Southern California Edison

117 Cal. App. 4th 1039 (2004), 12 Cal. Rptr. 3d 441, 2004 Cal. App. LEXIS 568

The Court of Appeal (Second District, Division 8), affirmed a Commission award of intervenor compensation to TURN.  At issue was the portion of the award compensating TURN for its efforts as an intervenor in a proceeding in federal court.  Edison had initiated the federal action to challenge the Commission’s jurisdiction to enter certain rate orders in a Commission proceeding to which both TURN and Edison were parties.  The Court of Appeal held that TURN’s activities as an intervenor in the federal court proceeding on behalf of the defendant therein (the Commission) fell within the scope of the phrase “obtaining judicial review” in Section 1802.  The Court deferred to the Commission’s construction of Section 1802, citing language from Southern Californian Edison v. Peevey, 31 6 (2003 Cal. 4th 78) (“Peevey”) stating that “the PUC’s interpretation of the Public Utility (sic) Code ‘should not be disturbed unless it fails to bear a reasonable relation to statutory purposes and language.’”  The Peevey court, in turn, had cited Greyhound Lines, Inc. v. Public Utilities Com. (1968) 68 Cal. 2d 406, 410-411 (Para. 71, infra)  for that proposition.  The Court seems to have applied the second step of Chevron deference without applying the first. That approach, however, does find support in Greyhound (to a much greater extent than from Edison v.
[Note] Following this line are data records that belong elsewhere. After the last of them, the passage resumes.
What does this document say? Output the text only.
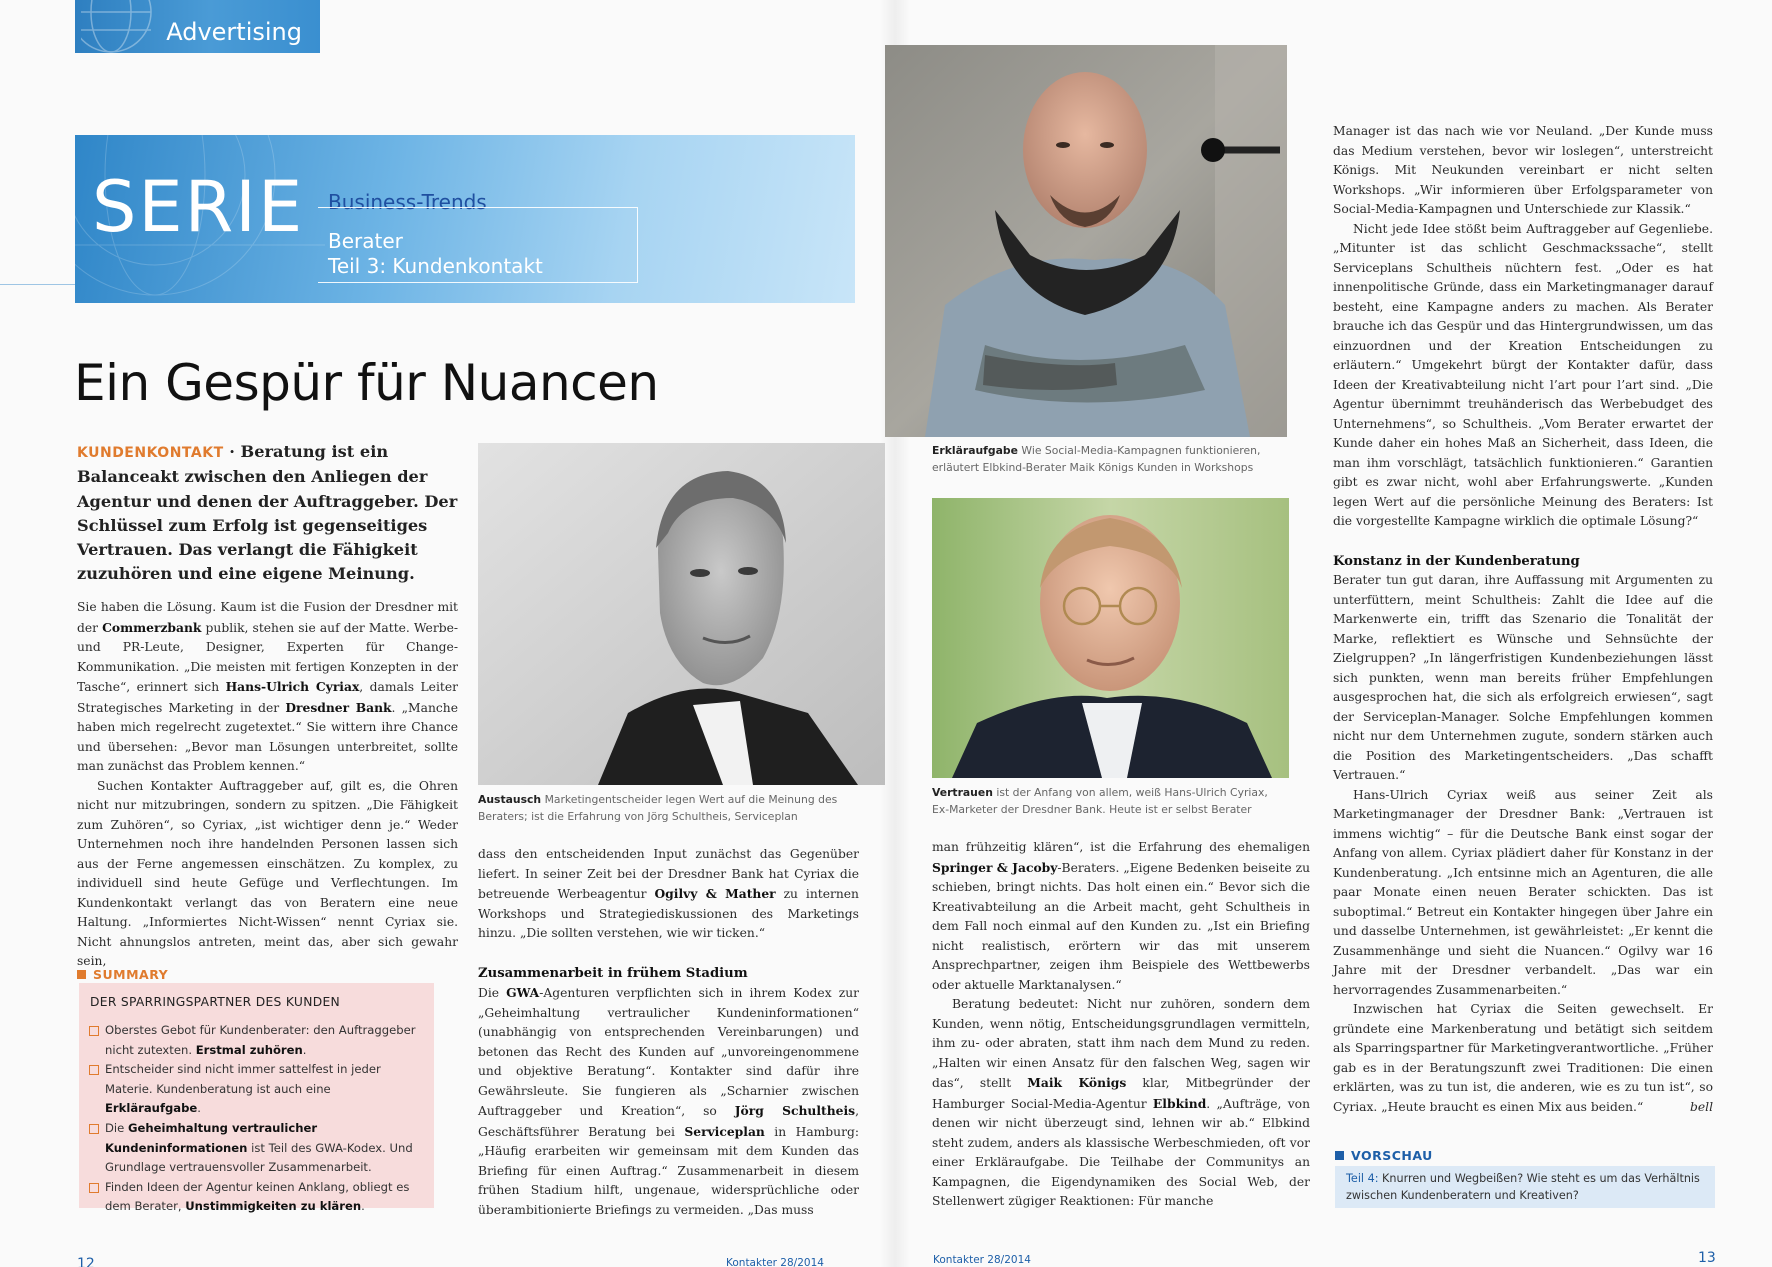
Advertising
SERIE Business-Trends
Berater
Teil 3: Kundenkontakt
Ein Gespür für Nuancen
KUNDENKONTAKT · Beratung ist ein Balanceakt zwischen den Anliegen der Agentur und denen der Auftraggeber. Der Schlüssel zum Erfolg ist gegenseitiges Vertrauen. Das verlangt die Fähigkeit zuzuhören und eine eigene Meinung.

Sie haben die Lösung. Kaum ist die Fusion der Dresdner mit der Commerzbank publik, stehen sie auf der Matte. Werbe- und PR-Leute, Designer, Experten für Change-Kommunikation. „Die meisten mit fertigen Konzepten in der Tasche“, erinnert sich Hans-Ulrich Cyriax, damals Leiter Strategisches Marketing in der Dresdner Bank. „Manche haben mich regelrecht zugetextet.“ Sie wittern ihre Chance und übersehen: „Bevor man Lösungen unterbreitet, sollte man zunächst das Problem kennen.“

Suchen Kontakter Auftraggeber auf, gilt es, die Ohren nicht nur mitzubringen, sondern zu spitzen. „Die Fähigkeit zum Zuhören“, so Cyriax, „ist wichtiger denn je.“ Weder Unternehmen noch ihre handelnden Personen lassen sich aus der Ferne angemessen einschätzen. Zu komplex, zu individuell sind heute Gefüge und Verflechtungen. Im Kundenkontakt verlangt das von Beratern eine neue Haltung. „Informiertes Nicht-Wissen“ nennt Cyriax sie. Nicht ahnungslos antreten, meint das, aber sich gewahr sein,

SUMMARY
DER SPARRINGSPARTNER DES KUNDEN
Oberstes Gebot für Kundenberater: den Auftraggeber nicht zutexten. Erstmal zuhören.
Entscheider sind nicht immer sattelfest in jeder Materie. Kundenberatung ist auch eine Erkläraufgabe.
Die Geheimhaltung vertraulicher Kundeninformationen ist Teil des GWA-Kodex. Und Grundlage vertrauensvoller Zusammenarbeit.
Finden Ideen der Agentur keinen Anklang, obliegt es dem Berater, Unstimmigkeiten zu klären.
Austausch Marketingentscheider legen Wert auf die Meinung des Beraters; ist die Erfahrung von Jörg Schultheis, Serviceplan

dass den entscheidenden Input zunächst das Gegenüber liefert. In seiner Zeit bei der Dresdner Bank hat Cyriax die betreuende Werbeagentur Ogilvy & Mather zu internen Workshops und Strategiediskussionen des Marketings hinzu. „Die sollten verstehen, wie wir ticken.“

Zusammenarbeit in frühem Stadium

Die GWA-Agenturen verpflichten sich in ihrem Kodex zur „Geheimhaltung vertraulicher Kundeninformationen“ (unabhängig von entsprechenden Vereinbarungen) und betonen das Recht des Kunden auf „unvoreingenommene und objektive Beratung“. Kontakter sind dafür ihre Gewährsleute. Sie fungieren als „Scharnier zwischen Auftraggeber und Kreation“, so Jörg Schultheis, Geschäftsführer Beratung bei Serviceplan in Hamburg: „Häufig erarbeiten wir gemeinsam mit dem Kunden das Briefing für einen Auftrag.“ Zusammenarbeit in diesem frühen Stadium hilft, ungenaue, widersprüchliche oder überambitionierte Briefings zu vermeiden. „Das muss

Erkläraufgabe Wie Social-Media-Kampagnen funktionieren, erläutert Elbkind-Berater Maik Königs Kunden in Workshops
Vertrauen ist der Anfang von allem, weiß Hans-Ulrich Cyriax, Ex-Marketer der Dresdner Bank. Heute ist er selbst Berater

man frühzeitig klären“, ist die Erfahrung des ehemaligen Springer & Jacoby-Beraters. „Eigene Bedenken beiseite zu schieben, bringt nichts. Das holt einen ein.“ Bevor sich die Kreativabteilung an die Arbeit macht, geht Schultheis in dem Fall noch einmal auf den Kunden zu. „Ist ein Briefing nicht realistisch, erörtern wir das mit unserem Ansprechpartner, zeigen ihm Beispiele des Wettbewerbs oder aktuelle Marktanalysen.“

Beratung bedeutet: Nicht nur zuhören, sondern dem Kunden, wenn nötig, Entscheidungsgrundlagen vermitteln, ihm zu- oder abraten, statt ihm nach dem Mund zu reden. „Halten wir einen Ansatz für den falschen Weg, sagen wir das“, stellt Maik Königs klar, Mitbegründer der Hamburger Social-Media-Agentur Elbkind. „Aufträge, von denen wir nicht überzeugt sind, lehnen wir ab.“ Elbkind steht zudem, anders als klassische Werbeschmieden, oft vor einer Erkläraufgabe. Die Teilhabe der Communitys an Kampagnen, die Eigendynamiken des Social Web, der Stellenwert zügiger Reaktionen: Für manche

Manager ist das nach wie vor Neuland. „Der Kunde muss das Medium verstehen, bevor wir loslegen“, unterstreicht Königs. Mit Neukunden vereinbart er nicht selten Workshops. „Wir informieren über Erfolgsparameter von Social-Media-Kampagnen und Unterschiede zur Klassik.“

Nicht jede Idee stößt beim Auftraggeber auf Gegenliebe. „Mitunter ist das schlicht Geschmackssache“, stellt Serviceplans Schultheis nüchtern fest. „Oder es hat innenpolitische Gründe, dass ein Marketingmanager darauf besteht, eine Kampagne anders zu machen. Als Berater brauche ich das Gespür und das Hintergrundwissen, um das einzuordnen und der Kreation Entscheidungen zu erläutern.“ Umgekehrt bürgt der Kontakter dafür, dass Ideen der Kreativabteilung nicht l’art pour l’art sind. „Die Agentur übernimmt treuhänderisch das Werbebudget des Unternehmens“, so Schultheis. „Vom Berater erwartet der Kunde daher ein hohes Maß an Sicherheit, dass Ideen, die man ihm vorschlägt, tatsächlich funktionieren.“ Garantien gibt es zwar nicht, wohl aber Erfahrungswerte. „Kunden legen Wert auf die persönliche Meinung des Beraters: Ist die vorgestellte Kampagne wirklich die optimale Lösung?“

Konstanz in der Kundenberatung

Berater tun gut daran, ihre Auffassung mit Argumenten zu unterfüttern, meint Schultheis: Zahlt die Idee auf die Markenwerte ein, trifft das Szenario die Tonalität der Marke, reflektiert es Wünsche und Sehnsüchte der Zielgruppen? „In längerfristigen Kundenbeziehungen lässt sich punkten, wenn man bereits früher Empfehlungen ausgesprochen hat, die sich als erfolgreich erwiesen“, sagt der Serviceplan-Manager. Solche Empfehlungen kommen nicht nur dem Unternehmen zugute, sondern stärken auch die Position des Marketingentscheiders. „Das schafft Vertrauen.“

Hans-Ulrich Cyriax weiß aus seiner Zeit als Marketingmanager der Dresdner Bank: „Vertrauen ist immens wichtig“ – für die Deutsche Bank einst sogar der Anfang von allem. Cyriax plädiert daher für Konstanz in der Kundenberatung. „Ich entsinne mich an Agenturen, die alle paar Monate einen neuen Berater schickten. Das ist suboptimal.“ Betreut ein Kontakter hingegen über Jahre ein und dasselbe Unternehmen, ist gewährleistet: „Er kennt die Zusammenhänge und sieht die Nuancen.“ Ogilvy war 16 Jahre mit der Dresdner verbandelt. „Das war ein hervorragendes Zusammenarbeiten.“

Inzwischen hat Cyriax die Seiten gewechselt. Er gründete eine Markenberatung und betätigt sich seitdem als Sparringspartner für Marketingverantwortliche. „Früher gab es in der Beratungszunft zwei Traditionen: Die einen erklärten, was zu tun ist, die anderen, wie es zu tun ist“, so Cyriax. „Heute braucht es einen Mix aus beiden.“	bell

VORSCHAU
Teil 4: Knurren und Wegbeißen? Wie steht es um das Verhältnis zwischen Kundenberatern und Kreativen?
12	Kontakter 28/2014	Kontakter 28/2014	13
Peevey where the Legislature had expressly authorized the Commission to determine “uneconomic costs”).  In any event, the affirmation of the vitality of Greyhound (and thereby Greyhound deference) was significant because Greyhound arguably requires a greater level of deference to the Commission’s construction of statutes than that enjoyed by any federal agency under Chevron and its progeny.  One must question, however, whether Greyhound deference remains appropriate for the intervenor compensation statutes in light of New Cingular Wireless I and II (Paras. 3 and 4).  At the same time, the reader should also note that Section 1759 requires a Superior Court to adhere an even stricter level of deference, requiring it to defer to the Commission’s construction of a statute if “even palpably erroneous.”  Anchor Lighting v. Edison, 142 Cal. App. 4th 541, 548 (August 30, 2006) (Para. 18 of the Appendix).